Putting Trudeau in the Penalty Box
Justin Trudeau got himself into trouble.
First he made a sly dig at the Russian’s poor showing in hockey at Sochi that somehow got translated into an insult to all Ukrainians.
Then he insulted all Canadians by saying, “The best argument against democracy is a five-minute conversation with the average voter.”
What? You didn’t hear him say that?

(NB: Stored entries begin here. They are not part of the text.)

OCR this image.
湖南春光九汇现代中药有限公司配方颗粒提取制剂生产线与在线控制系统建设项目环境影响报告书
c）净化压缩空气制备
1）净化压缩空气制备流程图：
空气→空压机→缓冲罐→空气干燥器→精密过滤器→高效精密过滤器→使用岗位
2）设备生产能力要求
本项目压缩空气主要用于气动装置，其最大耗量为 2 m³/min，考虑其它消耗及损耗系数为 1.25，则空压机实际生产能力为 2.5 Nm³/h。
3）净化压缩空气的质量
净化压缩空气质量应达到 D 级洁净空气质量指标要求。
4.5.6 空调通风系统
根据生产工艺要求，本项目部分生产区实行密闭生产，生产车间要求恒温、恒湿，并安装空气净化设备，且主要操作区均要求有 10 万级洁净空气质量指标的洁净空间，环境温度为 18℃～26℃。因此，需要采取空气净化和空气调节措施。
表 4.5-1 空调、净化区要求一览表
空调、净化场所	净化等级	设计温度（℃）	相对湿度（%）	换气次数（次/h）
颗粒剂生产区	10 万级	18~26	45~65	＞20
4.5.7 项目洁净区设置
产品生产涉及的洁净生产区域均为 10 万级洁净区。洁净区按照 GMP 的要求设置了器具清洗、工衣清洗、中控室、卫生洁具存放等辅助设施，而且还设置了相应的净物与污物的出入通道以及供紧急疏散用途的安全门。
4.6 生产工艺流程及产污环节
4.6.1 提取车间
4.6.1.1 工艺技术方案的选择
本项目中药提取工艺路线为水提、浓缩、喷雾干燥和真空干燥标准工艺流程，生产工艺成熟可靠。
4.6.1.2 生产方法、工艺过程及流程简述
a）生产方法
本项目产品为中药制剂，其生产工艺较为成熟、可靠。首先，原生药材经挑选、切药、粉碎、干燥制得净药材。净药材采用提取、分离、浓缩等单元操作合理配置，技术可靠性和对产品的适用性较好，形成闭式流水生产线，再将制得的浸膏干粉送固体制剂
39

You haven’t seen any reports about that unfortunate remark?
That’s because he didn’t say it.
Winston Churchill did.
But just imagine what the reaction would have been if Trudeau or Harper or any contemporary Canadian politician had proffered that insight about “average voters” being unfit for democracy.

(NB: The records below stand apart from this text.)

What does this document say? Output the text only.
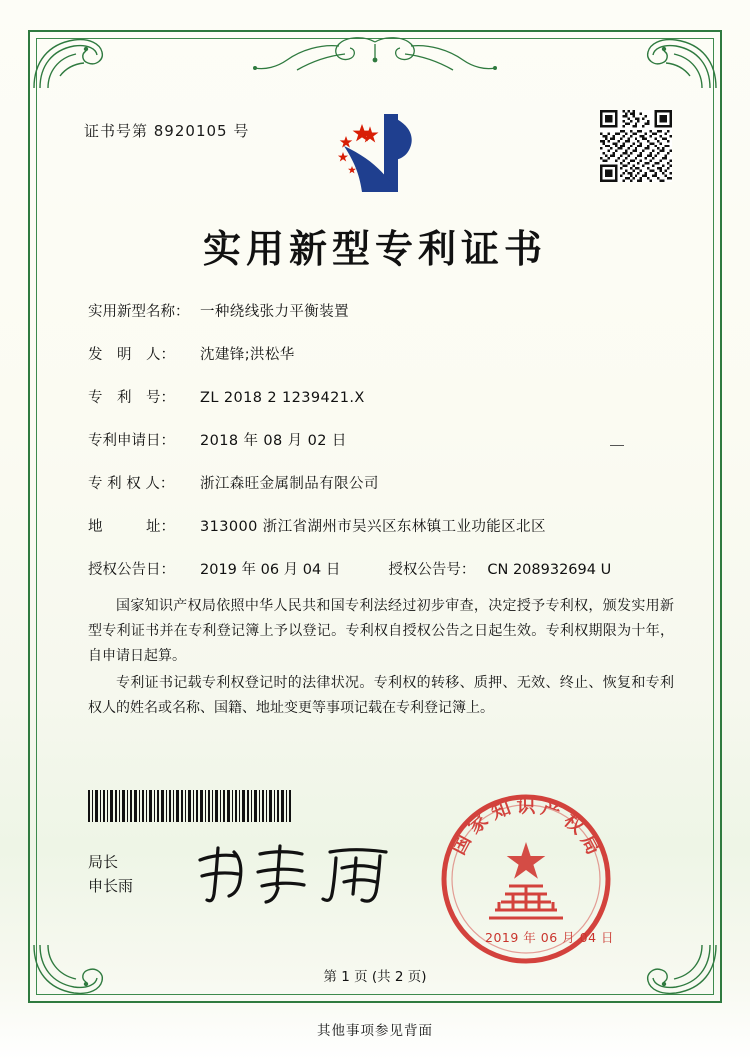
证书号第 8920105 号
实用新型专利证书
实用新型名称： 一种绕线张力平衡装置
发　明　人：	沈建锋;洪松华
专　利　号：	ZL 2018 2 1239421.X
专利申请日：	2018 年 08 月 02 日
专 利 权 人：	浙江森旺金属制品有限公司
地　　　址：	313000 浙江省湖州市吴兴区东林镇工业功能区北区
授权公告日：	2019 年 06 月 04 日	授权公告号： CN 208932694 U

国家知识产权局依照中华人民共和国专利法经过初步审查，决定授予专利权，颁发实用新型专利证书并在专利登记簿上予以登记。专利权自授权公告之日起生效。专利权期限为十年，自申请日起算。

专利证书记载专利权登记时的法律状况。专利权的转移、质押、无效、终止、恢复和专利权人的姓名或名称、国籍、地址变更等事项记载在专利登记簿上。

局长
申长雨
国
家
知 识 产
权
局
2019 年 06 月 04 日
第 1 页 (共 2 页)
其他事项参见背面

(As for Churchill’s comments about “the faith of Islam,” well, we won’t even go there.)
Can we not let up on the constant sniping at our politicians and celebrities?

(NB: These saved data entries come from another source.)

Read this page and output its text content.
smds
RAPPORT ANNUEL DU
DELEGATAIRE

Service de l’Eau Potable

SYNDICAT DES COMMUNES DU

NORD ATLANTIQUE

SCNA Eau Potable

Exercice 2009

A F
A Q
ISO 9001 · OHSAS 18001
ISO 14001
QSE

Must every comment and action be scrutinized and parsed to find some real or imagined flaw or insult ? Does everything anyone says or does in public have to be taken at its worst, then sanitized and sterilized?
I’m tired of the faux hurt feelings. I’m tired of everyone taking turns taking umbrage. And I’m tired of the incessant braying for apologies
It’s getting worse than when pre-schoolers watch eagerly for an opportunity to tattle on each other: “Justin said a bad word to me,” whines one child.
And the teacher chides “Naughty boy, Justin. Say you’re sorry to little Ashleigh.”
When Trudeau quipped about Russia being in a bad mood, there was no actual, immediate threat to Ukraine from its neighbor. Pundits on a radio talk show that’s less than serious were speculating on what could happen. Trudeau speculated with a timely touch of humour about hockey and geopolitics on the day Canada was celebrating winning the Olympic gold medal.
It’s not as if Russian tanks were already rolling through Ukraine, striking down protestors, politicians and peasants, demolishing homes and churches and Trudeau was suggesting it could only get worse because of the hockey loss. His remark was directed at the Russian psyche, made fun of it, in fact, and, in a way, made Russia seem ineffectual and petty. That’s something to apologize for?
Yes, public discourse needs to be civil and inclusive.
But let’s back off from finding fault as often as possible. Let’s remember that playing hockey is our national sport, not playing “gotcha.”